Along with the report, the CCHR in a press release on Sunday said: “LGBTQ individuals face discrimination in accessing employment. A fifth of respondents said they had been refused a job because of their sexual orientation and gender identity and expression [Sogie].”
The report includes 118 interviews conducted with a government representative and LGBTQ respondents across seven provinces. Sixty-five per cent attested to being denied job opportunities numerous times due to their Sogie.
Twenty-five per cent had hidden their Sogie during a job interview, and over half did so for fear of not being hired.
The report continued that during employment, “36 per cent of respondents said they had experienced discrimination and bullying, such as verbal harassment and name-calling, in the workplace as a result of their Sogie from members of the public [61 per cent], colleagues [45 per cent] and more rarely their employers [six per cent].”
In lieu of the report, the CCHR recommended legislative changes to explicitly prohibit workplace Sogie-based discrimination.
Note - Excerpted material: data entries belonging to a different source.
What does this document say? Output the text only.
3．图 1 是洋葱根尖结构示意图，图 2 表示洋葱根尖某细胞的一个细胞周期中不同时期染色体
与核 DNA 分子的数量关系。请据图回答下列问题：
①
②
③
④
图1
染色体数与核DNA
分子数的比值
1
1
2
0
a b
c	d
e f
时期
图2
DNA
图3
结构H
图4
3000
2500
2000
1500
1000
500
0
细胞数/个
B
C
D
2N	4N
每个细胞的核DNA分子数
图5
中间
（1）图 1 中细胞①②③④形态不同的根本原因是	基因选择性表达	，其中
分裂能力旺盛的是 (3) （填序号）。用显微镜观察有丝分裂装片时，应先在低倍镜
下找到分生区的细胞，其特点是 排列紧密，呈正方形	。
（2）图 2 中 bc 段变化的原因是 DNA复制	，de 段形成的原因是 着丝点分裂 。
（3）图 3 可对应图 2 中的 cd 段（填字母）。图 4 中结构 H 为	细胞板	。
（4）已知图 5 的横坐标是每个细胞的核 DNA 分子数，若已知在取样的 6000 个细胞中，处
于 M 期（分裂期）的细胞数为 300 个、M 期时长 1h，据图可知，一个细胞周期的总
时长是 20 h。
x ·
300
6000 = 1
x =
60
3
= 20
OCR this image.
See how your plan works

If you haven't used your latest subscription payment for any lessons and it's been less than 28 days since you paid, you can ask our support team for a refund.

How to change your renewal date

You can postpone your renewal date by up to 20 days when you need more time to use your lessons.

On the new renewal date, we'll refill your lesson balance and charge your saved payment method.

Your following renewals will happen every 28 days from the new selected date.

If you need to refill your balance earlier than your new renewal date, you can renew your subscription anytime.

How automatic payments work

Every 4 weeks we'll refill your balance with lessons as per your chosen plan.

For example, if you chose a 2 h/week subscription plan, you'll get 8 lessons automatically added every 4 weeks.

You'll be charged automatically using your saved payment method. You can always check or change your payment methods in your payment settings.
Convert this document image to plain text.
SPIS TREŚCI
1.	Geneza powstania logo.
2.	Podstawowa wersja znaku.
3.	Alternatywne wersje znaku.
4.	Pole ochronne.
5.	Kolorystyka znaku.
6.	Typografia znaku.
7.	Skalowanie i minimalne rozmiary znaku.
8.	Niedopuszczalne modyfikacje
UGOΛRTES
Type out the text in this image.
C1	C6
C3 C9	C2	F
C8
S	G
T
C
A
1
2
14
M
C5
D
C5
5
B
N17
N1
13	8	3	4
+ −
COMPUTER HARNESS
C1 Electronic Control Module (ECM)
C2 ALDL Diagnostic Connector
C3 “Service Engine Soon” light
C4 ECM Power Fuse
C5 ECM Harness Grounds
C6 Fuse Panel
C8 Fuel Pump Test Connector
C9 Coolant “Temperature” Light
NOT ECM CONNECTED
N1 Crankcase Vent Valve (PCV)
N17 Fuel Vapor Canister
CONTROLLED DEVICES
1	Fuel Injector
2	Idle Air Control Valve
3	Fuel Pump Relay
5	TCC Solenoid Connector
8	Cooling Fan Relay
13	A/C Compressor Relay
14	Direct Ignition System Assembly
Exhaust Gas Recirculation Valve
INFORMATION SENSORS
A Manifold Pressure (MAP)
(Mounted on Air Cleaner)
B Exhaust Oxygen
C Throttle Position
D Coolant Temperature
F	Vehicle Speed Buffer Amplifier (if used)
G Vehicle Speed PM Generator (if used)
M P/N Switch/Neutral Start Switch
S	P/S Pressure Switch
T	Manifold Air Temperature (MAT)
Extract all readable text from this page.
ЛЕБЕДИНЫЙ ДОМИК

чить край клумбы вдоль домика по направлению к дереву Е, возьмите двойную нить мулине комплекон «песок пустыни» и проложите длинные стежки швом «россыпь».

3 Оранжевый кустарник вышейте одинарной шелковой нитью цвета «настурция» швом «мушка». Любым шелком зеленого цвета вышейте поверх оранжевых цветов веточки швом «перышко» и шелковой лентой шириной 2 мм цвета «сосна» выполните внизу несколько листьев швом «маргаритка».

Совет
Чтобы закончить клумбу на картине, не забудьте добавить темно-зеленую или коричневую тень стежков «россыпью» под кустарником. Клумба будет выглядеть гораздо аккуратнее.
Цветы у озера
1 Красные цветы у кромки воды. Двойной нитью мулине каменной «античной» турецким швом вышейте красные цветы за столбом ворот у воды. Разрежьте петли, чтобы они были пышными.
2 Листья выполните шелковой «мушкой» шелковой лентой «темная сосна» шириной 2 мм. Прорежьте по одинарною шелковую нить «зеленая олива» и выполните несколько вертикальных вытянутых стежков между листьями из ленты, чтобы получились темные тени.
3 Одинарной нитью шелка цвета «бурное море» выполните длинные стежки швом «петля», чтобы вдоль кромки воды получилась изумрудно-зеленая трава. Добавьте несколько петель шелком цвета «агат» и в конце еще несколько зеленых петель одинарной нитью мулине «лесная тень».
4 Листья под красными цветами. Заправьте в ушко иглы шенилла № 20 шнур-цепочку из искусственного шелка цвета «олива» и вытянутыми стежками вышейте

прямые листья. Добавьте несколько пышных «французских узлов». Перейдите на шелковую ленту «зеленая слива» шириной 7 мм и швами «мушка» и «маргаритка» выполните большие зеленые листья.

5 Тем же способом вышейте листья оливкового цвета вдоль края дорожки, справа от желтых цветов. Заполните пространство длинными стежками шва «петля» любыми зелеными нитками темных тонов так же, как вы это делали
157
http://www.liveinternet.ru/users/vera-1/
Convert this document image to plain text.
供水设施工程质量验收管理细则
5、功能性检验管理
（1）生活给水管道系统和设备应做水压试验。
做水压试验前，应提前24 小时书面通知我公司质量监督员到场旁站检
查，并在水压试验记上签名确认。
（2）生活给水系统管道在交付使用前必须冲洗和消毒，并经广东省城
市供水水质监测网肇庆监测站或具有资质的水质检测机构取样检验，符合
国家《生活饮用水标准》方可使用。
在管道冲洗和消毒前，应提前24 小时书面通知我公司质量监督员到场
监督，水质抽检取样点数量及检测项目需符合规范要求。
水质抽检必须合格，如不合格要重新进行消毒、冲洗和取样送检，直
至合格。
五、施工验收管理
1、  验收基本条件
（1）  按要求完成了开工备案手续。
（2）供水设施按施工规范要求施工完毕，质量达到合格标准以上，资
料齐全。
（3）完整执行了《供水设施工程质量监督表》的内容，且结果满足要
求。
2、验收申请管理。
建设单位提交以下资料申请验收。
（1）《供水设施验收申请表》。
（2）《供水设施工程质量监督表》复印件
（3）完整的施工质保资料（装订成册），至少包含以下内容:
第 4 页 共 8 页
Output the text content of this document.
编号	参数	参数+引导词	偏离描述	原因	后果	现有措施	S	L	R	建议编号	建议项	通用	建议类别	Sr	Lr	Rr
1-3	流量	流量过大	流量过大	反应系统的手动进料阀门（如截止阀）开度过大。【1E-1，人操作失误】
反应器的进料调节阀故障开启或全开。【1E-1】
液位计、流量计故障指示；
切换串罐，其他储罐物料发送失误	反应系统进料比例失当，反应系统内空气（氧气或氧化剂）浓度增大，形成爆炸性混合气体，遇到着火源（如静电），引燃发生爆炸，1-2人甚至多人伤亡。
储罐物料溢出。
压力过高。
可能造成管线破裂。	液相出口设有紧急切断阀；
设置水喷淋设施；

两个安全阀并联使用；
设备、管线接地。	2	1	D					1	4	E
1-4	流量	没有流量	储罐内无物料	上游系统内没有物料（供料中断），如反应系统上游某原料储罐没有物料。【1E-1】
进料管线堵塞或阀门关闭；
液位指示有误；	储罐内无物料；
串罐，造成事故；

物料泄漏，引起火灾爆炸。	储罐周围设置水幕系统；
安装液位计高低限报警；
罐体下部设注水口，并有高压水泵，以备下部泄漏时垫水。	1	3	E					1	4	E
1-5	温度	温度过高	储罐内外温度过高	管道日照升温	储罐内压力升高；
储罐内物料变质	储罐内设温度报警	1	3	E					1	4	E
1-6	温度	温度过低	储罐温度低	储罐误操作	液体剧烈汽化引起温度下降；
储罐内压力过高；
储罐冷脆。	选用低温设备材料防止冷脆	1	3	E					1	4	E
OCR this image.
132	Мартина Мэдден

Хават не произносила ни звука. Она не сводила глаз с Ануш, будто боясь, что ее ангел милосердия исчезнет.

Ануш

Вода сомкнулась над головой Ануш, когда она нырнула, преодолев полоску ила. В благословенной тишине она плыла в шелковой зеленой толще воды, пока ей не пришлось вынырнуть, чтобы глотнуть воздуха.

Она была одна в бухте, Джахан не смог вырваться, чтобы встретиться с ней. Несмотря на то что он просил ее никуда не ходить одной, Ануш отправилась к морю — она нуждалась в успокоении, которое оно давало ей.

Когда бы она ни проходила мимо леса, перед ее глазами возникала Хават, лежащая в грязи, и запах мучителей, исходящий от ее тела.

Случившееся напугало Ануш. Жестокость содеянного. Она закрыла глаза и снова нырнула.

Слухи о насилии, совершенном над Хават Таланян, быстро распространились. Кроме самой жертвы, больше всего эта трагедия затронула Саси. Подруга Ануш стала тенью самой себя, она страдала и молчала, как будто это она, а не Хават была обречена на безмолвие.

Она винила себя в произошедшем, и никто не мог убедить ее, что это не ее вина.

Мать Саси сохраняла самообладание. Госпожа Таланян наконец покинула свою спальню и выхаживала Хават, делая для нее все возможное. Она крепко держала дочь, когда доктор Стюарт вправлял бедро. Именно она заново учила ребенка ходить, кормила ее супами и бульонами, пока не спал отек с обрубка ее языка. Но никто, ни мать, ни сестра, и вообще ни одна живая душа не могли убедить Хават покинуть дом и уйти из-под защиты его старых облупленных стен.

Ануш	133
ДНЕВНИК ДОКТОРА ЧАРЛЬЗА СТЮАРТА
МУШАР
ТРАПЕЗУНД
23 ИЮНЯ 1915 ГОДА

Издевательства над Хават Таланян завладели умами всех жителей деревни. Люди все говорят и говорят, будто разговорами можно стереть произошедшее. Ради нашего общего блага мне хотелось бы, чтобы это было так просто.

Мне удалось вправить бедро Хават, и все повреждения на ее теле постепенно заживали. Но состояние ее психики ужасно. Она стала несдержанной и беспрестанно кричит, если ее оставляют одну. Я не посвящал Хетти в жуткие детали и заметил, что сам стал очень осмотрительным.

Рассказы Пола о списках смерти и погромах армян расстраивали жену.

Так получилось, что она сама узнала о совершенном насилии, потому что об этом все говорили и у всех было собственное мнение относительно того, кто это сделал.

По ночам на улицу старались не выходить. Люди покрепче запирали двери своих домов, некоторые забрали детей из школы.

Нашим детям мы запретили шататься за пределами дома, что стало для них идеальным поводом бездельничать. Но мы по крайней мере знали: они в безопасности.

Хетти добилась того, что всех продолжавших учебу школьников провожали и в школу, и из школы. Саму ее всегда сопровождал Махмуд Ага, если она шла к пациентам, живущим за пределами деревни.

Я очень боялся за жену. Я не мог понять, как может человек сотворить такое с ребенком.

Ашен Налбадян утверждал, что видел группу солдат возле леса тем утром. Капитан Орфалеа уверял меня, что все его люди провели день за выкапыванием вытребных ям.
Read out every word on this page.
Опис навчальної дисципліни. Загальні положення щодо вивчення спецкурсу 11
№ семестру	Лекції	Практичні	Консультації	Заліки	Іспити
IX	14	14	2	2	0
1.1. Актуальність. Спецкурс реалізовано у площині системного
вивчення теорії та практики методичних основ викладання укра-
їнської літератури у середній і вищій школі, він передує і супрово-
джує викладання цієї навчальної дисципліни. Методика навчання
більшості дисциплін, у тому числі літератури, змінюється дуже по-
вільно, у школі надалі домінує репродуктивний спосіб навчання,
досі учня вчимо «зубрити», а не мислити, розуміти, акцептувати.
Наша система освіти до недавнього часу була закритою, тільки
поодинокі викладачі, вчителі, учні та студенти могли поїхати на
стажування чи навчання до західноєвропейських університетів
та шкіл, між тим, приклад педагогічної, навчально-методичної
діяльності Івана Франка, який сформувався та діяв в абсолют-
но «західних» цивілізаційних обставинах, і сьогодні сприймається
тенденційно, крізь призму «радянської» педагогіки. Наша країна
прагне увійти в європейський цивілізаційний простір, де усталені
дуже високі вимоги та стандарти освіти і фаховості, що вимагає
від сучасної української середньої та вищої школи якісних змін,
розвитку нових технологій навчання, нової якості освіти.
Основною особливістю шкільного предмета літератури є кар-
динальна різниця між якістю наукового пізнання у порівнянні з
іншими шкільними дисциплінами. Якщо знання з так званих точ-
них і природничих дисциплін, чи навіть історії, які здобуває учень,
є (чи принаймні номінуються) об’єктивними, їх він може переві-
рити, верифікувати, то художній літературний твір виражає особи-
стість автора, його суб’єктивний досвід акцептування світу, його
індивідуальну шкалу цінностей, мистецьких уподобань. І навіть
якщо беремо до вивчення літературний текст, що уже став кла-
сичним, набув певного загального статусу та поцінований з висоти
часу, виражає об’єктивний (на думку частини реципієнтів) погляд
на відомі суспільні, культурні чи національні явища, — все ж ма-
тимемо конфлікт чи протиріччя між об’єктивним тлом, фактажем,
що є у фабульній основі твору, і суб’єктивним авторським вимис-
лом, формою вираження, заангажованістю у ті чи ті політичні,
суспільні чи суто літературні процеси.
It also called on public and private sector employers to apply the Office of the UN High Commissioner for Human Rights’ (OHCHR) “Standards of Conduct for Business in Tackling Discrimination against Lesbian, Gay, Bi, Trans, & Intersex People”.
CCHR executive director Chak Sopheap declined to comment on the report, referring questions to CCHR’s sexual orientation and gender identity project coordinator Nuon Sidara instead.
Sidara told The Post on Monday that the CCHR is working with partner organisations and relevant ministries on recommendations to formulate a policy and a law against Lesbian, Gay, Bisexual, Transgender, Intersex and Queer (LGBTIQ) discrimination.
“Now, our partner organisations are working on making the fight against LGBTIQ discrimination more known to the public. We are also working with relevant ministries. They have the power to urge the creation of law against discrimination,” he said.
The CCHR, Sidara said, would forward the findings of its research to the Ministry of Labour and Vocational Training and other relevant ministries, enterprises, and stakeholders.
Ministry of Labour and Vocational Training spokesman Heng Sour could not be reached for comment on Monday.